Intervention de Claude Nougein

Délégation sénatoriale aux entreprises — Réunion du 26 mai 2016 à 8h35
Compte rendu du déplacement de la délégation en corrèze le vendredi 20 mai 2016

Photo de Claude NougeinClaude Nougein :

Vendredi dernier, j'ai eu la joie d'accueillir en Corrèze plusieurs d'entre vous. Je remercie Élisabeth Lamure d'avoir bien voulu organiser ce déplacement. Nous accompagnaient aussi Nicole Bricq, Michel Canevet, Jean-Marc Gabouty et Eric Jeansannetas. L'autre sénateur de Corrèze, Daniel Chasseing, a aussi participé à cette journée.

La Corrèze est un département qui a pu être qualifié d'hyper-rural comptant environ 250 000 habitants, connu aussi pour avoir donné un président du conseil à la IVème République et deux présidents de la République à la Vème. Il occupe une position stratégique au centre de l'Europe, position qui s'est trouvée valorisée par un remarquable effort de désenclavement autoroutier. Le premier partenaire commercial de la Corrèze est justement l'Allemagne, aussi bien à l'import qu'à l'export. Grâce à l'aéroport de Brive, mis en service il y a six ans, le département bénéficie aussi d'une desserte aérienne qui nous a permis d'organiser le déplacement dans la journée.

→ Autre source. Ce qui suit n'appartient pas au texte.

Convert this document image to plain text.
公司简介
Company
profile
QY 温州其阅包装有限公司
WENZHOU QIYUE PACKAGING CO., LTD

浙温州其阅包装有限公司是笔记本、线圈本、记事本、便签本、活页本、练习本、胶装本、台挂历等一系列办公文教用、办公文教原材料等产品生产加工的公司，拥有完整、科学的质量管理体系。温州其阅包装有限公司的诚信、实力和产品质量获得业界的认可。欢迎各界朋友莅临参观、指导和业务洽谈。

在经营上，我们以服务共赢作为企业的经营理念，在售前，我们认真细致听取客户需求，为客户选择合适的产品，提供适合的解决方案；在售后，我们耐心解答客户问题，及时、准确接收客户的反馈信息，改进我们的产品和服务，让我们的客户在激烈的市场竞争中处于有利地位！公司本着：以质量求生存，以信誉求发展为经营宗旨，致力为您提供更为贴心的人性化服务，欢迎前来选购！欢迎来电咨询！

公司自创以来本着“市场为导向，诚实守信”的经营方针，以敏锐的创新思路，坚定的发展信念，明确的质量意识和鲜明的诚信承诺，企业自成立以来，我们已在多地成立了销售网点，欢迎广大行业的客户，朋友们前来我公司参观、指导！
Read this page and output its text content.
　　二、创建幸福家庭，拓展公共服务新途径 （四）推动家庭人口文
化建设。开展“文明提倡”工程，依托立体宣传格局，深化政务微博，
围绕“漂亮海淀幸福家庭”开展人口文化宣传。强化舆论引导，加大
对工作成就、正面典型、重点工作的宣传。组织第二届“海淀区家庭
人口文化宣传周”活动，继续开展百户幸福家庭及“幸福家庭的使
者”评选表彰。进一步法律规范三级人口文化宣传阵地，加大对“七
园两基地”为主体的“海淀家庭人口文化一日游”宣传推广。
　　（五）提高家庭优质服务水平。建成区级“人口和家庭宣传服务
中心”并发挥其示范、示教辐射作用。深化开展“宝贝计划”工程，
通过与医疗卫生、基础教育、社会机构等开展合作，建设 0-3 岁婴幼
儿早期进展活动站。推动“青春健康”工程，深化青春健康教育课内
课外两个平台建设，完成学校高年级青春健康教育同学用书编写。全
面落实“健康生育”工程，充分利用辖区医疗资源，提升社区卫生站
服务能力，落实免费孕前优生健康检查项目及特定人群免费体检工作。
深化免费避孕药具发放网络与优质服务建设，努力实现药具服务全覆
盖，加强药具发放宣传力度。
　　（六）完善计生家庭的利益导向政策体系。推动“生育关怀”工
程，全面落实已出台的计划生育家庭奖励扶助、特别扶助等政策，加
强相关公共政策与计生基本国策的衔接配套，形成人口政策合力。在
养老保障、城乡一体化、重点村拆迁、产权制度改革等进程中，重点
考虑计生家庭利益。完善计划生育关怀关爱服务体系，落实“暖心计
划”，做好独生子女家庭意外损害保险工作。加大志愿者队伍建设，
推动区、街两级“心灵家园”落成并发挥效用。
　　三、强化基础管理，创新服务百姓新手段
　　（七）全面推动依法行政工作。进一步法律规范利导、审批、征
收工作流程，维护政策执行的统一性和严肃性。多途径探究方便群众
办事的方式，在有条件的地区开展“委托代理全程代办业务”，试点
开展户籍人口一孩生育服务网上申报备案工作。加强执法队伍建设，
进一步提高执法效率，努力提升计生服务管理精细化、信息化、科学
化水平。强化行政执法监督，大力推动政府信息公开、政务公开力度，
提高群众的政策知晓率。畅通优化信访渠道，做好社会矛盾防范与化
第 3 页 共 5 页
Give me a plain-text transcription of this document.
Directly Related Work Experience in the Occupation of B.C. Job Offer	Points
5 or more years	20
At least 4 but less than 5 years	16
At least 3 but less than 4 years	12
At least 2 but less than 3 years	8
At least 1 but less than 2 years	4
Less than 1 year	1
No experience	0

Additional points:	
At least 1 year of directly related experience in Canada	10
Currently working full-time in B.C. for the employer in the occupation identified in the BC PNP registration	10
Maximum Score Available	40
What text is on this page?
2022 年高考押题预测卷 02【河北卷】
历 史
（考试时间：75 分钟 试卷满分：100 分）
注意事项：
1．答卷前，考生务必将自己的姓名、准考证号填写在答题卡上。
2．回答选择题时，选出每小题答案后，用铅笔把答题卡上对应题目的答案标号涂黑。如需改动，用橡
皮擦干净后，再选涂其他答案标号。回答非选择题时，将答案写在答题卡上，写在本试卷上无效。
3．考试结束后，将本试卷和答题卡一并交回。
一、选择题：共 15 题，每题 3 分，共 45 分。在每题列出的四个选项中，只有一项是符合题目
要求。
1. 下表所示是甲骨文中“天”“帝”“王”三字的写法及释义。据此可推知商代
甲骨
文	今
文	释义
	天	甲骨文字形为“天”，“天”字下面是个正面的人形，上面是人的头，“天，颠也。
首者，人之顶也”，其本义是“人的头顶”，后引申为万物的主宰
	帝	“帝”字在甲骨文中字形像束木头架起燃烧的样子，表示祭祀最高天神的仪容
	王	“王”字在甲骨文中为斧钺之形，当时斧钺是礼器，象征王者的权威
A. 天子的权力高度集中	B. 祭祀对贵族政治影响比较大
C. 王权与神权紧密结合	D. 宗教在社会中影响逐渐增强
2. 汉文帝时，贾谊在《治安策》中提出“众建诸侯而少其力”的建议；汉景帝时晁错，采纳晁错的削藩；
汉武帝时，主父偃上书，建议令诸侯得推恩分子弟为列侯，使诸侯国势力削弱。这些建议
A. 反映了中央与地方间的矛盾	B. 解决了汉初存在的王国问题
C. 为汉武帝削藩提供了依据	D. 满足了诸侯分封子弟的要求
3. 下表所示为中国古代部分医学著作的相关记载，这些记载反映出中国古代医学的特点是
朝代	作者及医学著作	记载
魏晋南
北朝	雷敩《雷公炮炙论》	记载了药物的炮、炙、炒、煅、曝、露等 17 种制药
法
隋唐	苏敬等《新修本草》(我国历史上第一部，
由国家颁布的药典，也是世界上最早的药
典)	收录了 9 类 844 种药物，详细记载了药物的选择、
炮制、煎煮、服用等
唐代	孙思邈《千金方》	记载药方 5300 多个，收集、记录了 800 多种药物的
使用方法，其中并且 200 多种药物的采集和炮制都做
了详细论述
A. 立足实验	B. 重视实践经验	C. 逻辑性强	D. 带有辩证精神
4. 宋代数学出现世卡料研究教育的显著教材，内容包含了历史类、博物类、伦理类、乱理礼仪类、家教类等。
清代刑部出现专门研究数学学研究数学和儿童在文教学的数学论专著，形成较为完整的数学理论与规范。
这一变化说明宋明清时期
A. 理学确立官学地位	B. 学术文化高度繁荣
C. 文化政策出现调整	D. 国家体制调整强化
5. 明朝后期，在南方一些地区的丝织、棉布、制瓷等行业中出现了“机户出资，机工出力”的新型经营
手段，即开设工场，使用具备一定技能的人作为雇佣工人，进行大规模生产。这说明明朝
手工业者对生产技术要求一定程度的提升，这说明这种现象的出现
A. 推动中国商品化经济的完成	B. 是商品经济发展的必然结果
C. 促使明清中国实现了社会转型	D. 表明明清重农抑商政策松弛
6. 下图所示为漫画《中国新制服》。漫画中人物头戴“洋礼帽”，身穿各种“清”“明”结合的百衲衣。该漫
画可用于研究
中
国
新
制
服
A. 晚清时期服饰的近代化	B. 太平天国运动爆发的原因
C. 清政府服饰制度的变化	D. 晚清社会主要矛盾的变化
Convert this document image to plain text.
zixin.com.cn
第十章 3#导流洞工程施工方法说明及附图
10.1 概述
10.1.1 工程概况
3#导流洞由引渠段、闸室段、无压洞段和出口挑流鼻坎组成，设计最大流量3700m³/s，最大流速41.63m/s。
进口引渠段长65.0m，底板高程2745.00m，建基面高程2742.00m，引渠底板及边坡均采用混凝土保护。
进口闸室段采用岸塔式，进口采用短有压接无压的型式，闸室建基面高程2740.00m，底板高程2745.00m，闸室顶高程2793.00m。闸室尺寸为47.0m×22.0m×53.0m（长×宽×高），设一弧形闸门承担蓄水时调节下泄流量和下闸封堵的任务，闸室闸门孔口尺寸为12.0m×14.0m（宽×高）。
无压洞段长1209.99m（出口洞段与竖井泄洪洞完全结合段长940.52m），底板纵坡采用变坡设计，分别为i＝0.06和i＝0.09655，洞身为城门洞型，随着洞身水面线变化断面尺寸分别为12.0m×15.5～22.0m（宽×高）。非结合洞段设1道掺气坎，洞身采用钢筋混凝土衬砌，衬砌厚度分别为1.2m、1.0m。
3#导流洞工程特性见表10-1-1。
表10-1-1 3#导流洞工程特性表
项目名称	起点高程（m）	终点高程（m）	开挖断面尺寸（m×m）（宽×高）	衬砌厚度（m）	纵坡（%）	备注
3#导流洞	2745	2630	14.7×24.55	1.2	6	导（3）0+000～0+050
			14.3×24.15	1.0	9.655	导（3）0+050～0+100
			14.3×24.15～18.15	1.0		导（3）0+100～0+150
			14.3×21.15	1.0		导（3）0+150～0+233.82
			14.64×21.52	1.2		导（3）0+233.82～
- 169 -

Nous avons été accueillis au Conseil départemental par son président, M. Pascal Coste, et ses deux premiers vice-présidents. Nous y avons rencontré une quinzaine d'entrepreneurs, représentatifs de la diversité de l'activité économique du département : des industriels allant de la scierie à la cosmétique, des entreprises de services comme le transport, l'ingénierie informatique ou le tourisme, des négociants en produits agricoles, des entreprises agroalimentaires et quelques artisans. Les entreprises présentes étaient de tailles diverses, de la start-up jusqu'au grand groupe, comme Thalès ou l'équipementier automobile Borg Warner, qui emploie 700 salariés à Eyrein, petite commune de 500 habitants au-dessus de Tulle. Le préfet de Corrèze a également assisté à la table ronde, ainsi que les représentants de la CGPME et du Medef et les maires des quatre principales villes du département.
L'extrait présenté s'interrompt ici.